During another test, putting the aircraft into too tight a turn caused the towing swivel to break away and damage the rear fuselage.

Despite this Lindner considered that with an improved wing and the addition of a vertical fin, good results could have been obtained with towed bombs.


----------



## Colin1 (Aug 26, 2009)

beaupower32 said:


> You got any more pictures of this project Colin?


One or two
just looking around


----------



## beaupower32 (Aug 26, 2009)

Colin1 said:


> During the middle of October 44, proposals were made for towing both extra fuel and ordnance behind the Me262 in the _Deichselschlepp_ rigid tow arrangement. In this, the bomb or drop tank had an auxiliary wing mounted above it and was fitted with a two-wheeled take-off dolly. It was attached to the aircraft by a 19ft 8in (6m) hollow pole, this having a double joint to allow both vertical and horizontal motion.
> After take-off the wheels were jettisoned by exploding bolts and on reaching the target, the aircraft was put into a shallow dive, the weapon being targetted using the normal Revi sight and launched via another exploding bolt.
> 
> When a fuel tank was used, the line passed through the centre of the hollow pole.
> ...




Great info


----------



## Colin1 (Aug 26, 2009)

A 2,205lb (1,000Kg) bomb attached to the tail of the Me262 V10 using the rigid tow pole method. This photograph shows the auxiliary wing mounted above the bomb and the jettisonable wheeled dolly below. Taken just before the damage caused on the third flight.


----------



## imalko (Aug 26, 2009)

Yep, I've seen it before. Some ideas that German engineers came up with towards the end of war were just bordering with crazy...


----------



## beaupower32 (Aug 26, 2009)

Looks like the 262 is pulling its little ba$tard child behind it. Just like the parents at the airport who have a leash on their kid so they dont get lost.


----------



## Colin1 (Aug 26, 2009)

imalko said:


> Some ideas that German engineers came up with towards the end of war were just bordering with crazy...


Lindner rated it despite the tribulations it gave him


----------



## ccheese (Aug 26, 2009)

That's quite interesting. I never knew the Luftwaffe tried this sort of thing.

Charles


----------



## Colin1 (Aug 26, 2009)

ccheese said:


> That's quite interesting. I never knew the Luftwaffe tried this sort of thing


Just realised
I didn't actually answer BP's question
it seems it was used against ground targets BP (hence the shallow dive/Revi targetting), not for bomber streams.

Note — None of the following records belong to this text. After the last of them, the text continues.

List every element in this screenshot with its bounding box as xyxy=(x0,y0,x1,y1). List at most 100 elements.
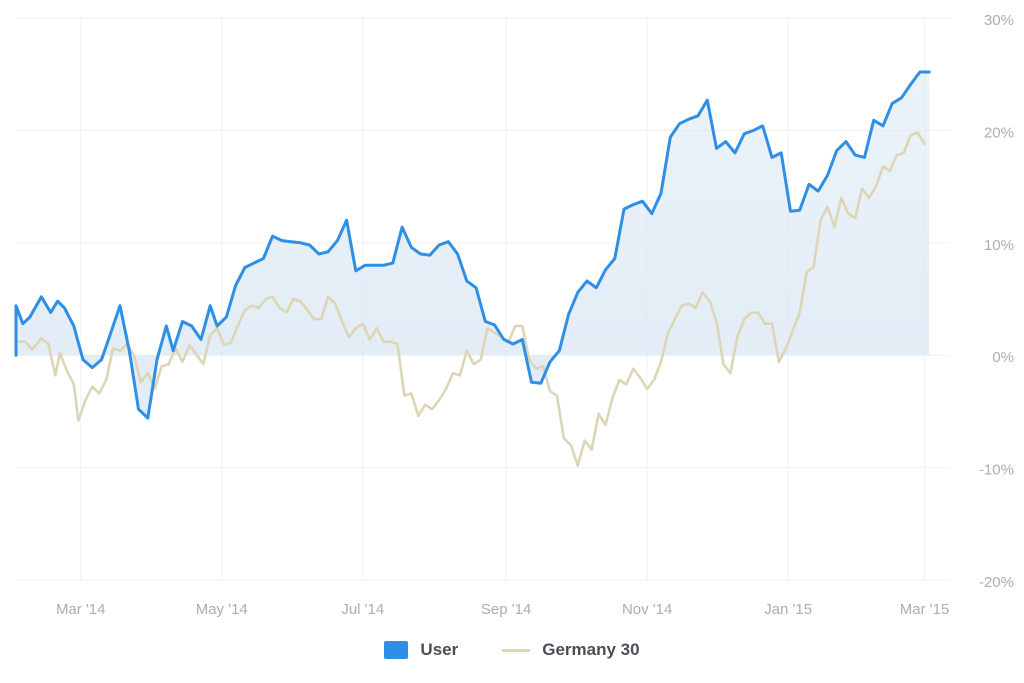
data-point-germany-30 xyxy=(611,396,615,400)
data-point-user xyxy=(909,82,913,86)
data-point-germany-30 xyxy=(72,382,76,386)
data-point-user xyxy=(28,315,32,319)
data-point-germany-30 xyxy=(291,297,295,301)
x-tick-label: Nov '14 xyxy=(622,601,672,618)
data-point-germany-30 xyxy=(659,360,663,364)
data-point-user xyxy=(493,323,497,327)
data-point-user xyxy=(118,304,122,308)
data-point-germany-30 xyxy=(874,185,878,189)
x-tick-label: Mar '14 xyxy=(56,601,106,618)
data-point-germany-30 xyxy=(576,463,580,467)
data-point-germany-30 xyxy=(278,306,282,310)
data-point-germany-30 xyxy=(39,336,43,340)
data-point-germany-30 xyxy=(222,343,226,347)
data-point-germany-30 xyxy=(846,212,850,216)
data-point-germany-30 xyxy=(548,389,552,393)
data-point-germany-30 xyxy=(361,322,365,326)
data-point-user xyxy=(127,349,131,353)
data-point-user xyxy=(613,257,617,261)
data-point-user xyxy=(437,243,441,247)
data-point-germany-30 xyxy=(194,352,198,356)
data-point-user xyxy=(326,250,330,254)
data-point-user xyxy=(146,416,150,420)
data-point-germany-30 xyxy=(319,317,323,321)
data-point-user xyxy=(835,149,839,153)
y-tick-label: 10% xyxy=(984,237,1014,254)
data-point-germany-30 xyxy=(243,308,247,312)
data-point-user xyxy=(585,279,589,283)
legend-swatch-germany-30 xyxy=(502,648,531,652)
data-point-germany-30 xyxy=(23,340,27,344)
data-point-germany-30 xyxy=(30,348,34,352)
legend-label-user: User xyxy=(420,640,459,659)
data-point-user xyxy=(137,407,141,411)
data-point-germany-30 xyxy=(389,340,393,344)
data-point-user xyxy=(100,358,104,362)
data-point-user xyxy=(641,199,645,203)
data-point-germany-30 xyxy=(770,322,774,326)
data-point-user xyxy=(271,234,275,238)
series-line-germany-30[interactable] xyxy=(14,131,926,467)
data-point-user xyxy=(733,151,737,155)
data-point-germany-30 xyxy=(257,306,261,310)
data-point-user xyxy=(465,279,469,283)
data-point-user xyxy=(724,140,728,144)
data-point-germany-30 xyxy=(58,351,62,355)
data-point-germany-30 xyxy=(423,403,427,407)
data-point-user xyxy=(927,70,931,74)
legend-item-user[interactable]: User xyxy=(384,640,458,660)
data-point-germany-30 xyxy=(708,299,712,303)
data-point-germany-30 xyxy=(90,385,94,389)
data-point-germany-30 xyxy=(562,436,566,440)
data-point-germany-30 xyxy=(250,304,254,308)
data-point-germany-30 xyxy=(111,347,115,351)
data-point-germany-30 xyxy=(742,317,746,321)
data-point-germany-30 xyxy=(208,333,212,337)
data-point-user xyxy=(90,366,94,370)
data-point-germany-30 xyxy=(777,360,781,364)
data-point-germany-30 xyxy=(534,367,538,371)
data-point-user xyxy=(335,239,339,243)
data-point-germany-30 xyxy=(832,225,836,229)
data-point-germany-30 xyxy=(860,187,864,191)
x-tick-label: Jan '15 xyxy=(764,601,812,618)
data-point-germany-30 xyxy=(333,302,337,306)
legend-item-germany-30[interactable]: Germany 30 xyxy=(502,640,640,660)
data-point-germany-30 xyxy=(53,373,57,377)
data-point-germany-30 xyxy=(402,394,406,398)
data-point-user xyxy=(298,241,302,245)
data-point-user xyxy=(687,117,691,121)
data-point-user xyxy=(594,286,598,290)
data-point-germany-30 xyxy=(465,349,469,353)
data-point-user xyxy=(289,240,293,244)
legend: User Germany 30 xyxy=(0,640,1024,660)
data-point-germany-30 xyxy=(923,142,927,146)
data-point-user xyxy=(890,101,894,105)
data-point-germany-30 xyxy=(701,290,705,294)
data-point-user xyxy=(650,212,654,216)
data-point-germany-30 xyxy=(409,391,413,395)
data-point-user xyxy=(770,155,774,159)
data-point-user xyxy=(21,322,25,326)
data-point-germany-30 xyxy=(493,331,497,335)
data-point-user xyxy=(826,173,830,177)
data-point-user xyxy=(446,240,450,244)
data-point-user xyxy=(557,349,561,353)
data-point-germany-30 xyxy=(597,412,601,416)
data-point-user xyxy=(742,132,746,136)
series-line-user[interactable] xyxy=(14,70,931,420)
data-point-germany-30 xyxy=(812,266,816,270)
data-point-user xyxy=(317,252,321,256)
data-point-germany-30 xyxy=(680,304,684,308)
data-point-user xyxy=(474,286,478,290)
data-point-user xyxy=(918,70,922,74)
data-point-user xyxy=(308,243,312,247)
data-point-germany-30 xyxy=(728,371,732,375)
data-point-user xyxy=(215,324,219,328)
data-point-germany-30 xyxy=(305,308,309,312)
data-point-germany-30 xyxy=(46,342,50,346)
data-point-user xyxy=(696,114,700,118)
data-point-germany-30 xyxy=(285,311,289,315)
data-point-germany-30 xyxy=(125,342,129,346)
data-point-germany-30 xyxy=(902,151,906,155)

I'm just wondering how accurate it would have been. If the pilot had to really walk it to the target then he's laying himself open to all manner of flak whilst on the targetting run-in. Would it/could it have been any more accurate than say, a Mistel combination? It wouldn't have had the same yield, that's for certain.


----------



## Gnomey (Aug 26, 2009)

Interesting! Certainly I don't think it would be that effective, either through poor accuracy or through easy target for flak.


----------



## beaupower32 (Aug 27, 2009)

I wouldnt think it would be too accurate. Givin the speed of the dive, altitude at which to drop, plus other things like wind and so, would make it pretty difficult to hit anything. Probably ending up being more of a terror weapon than anthing.


----------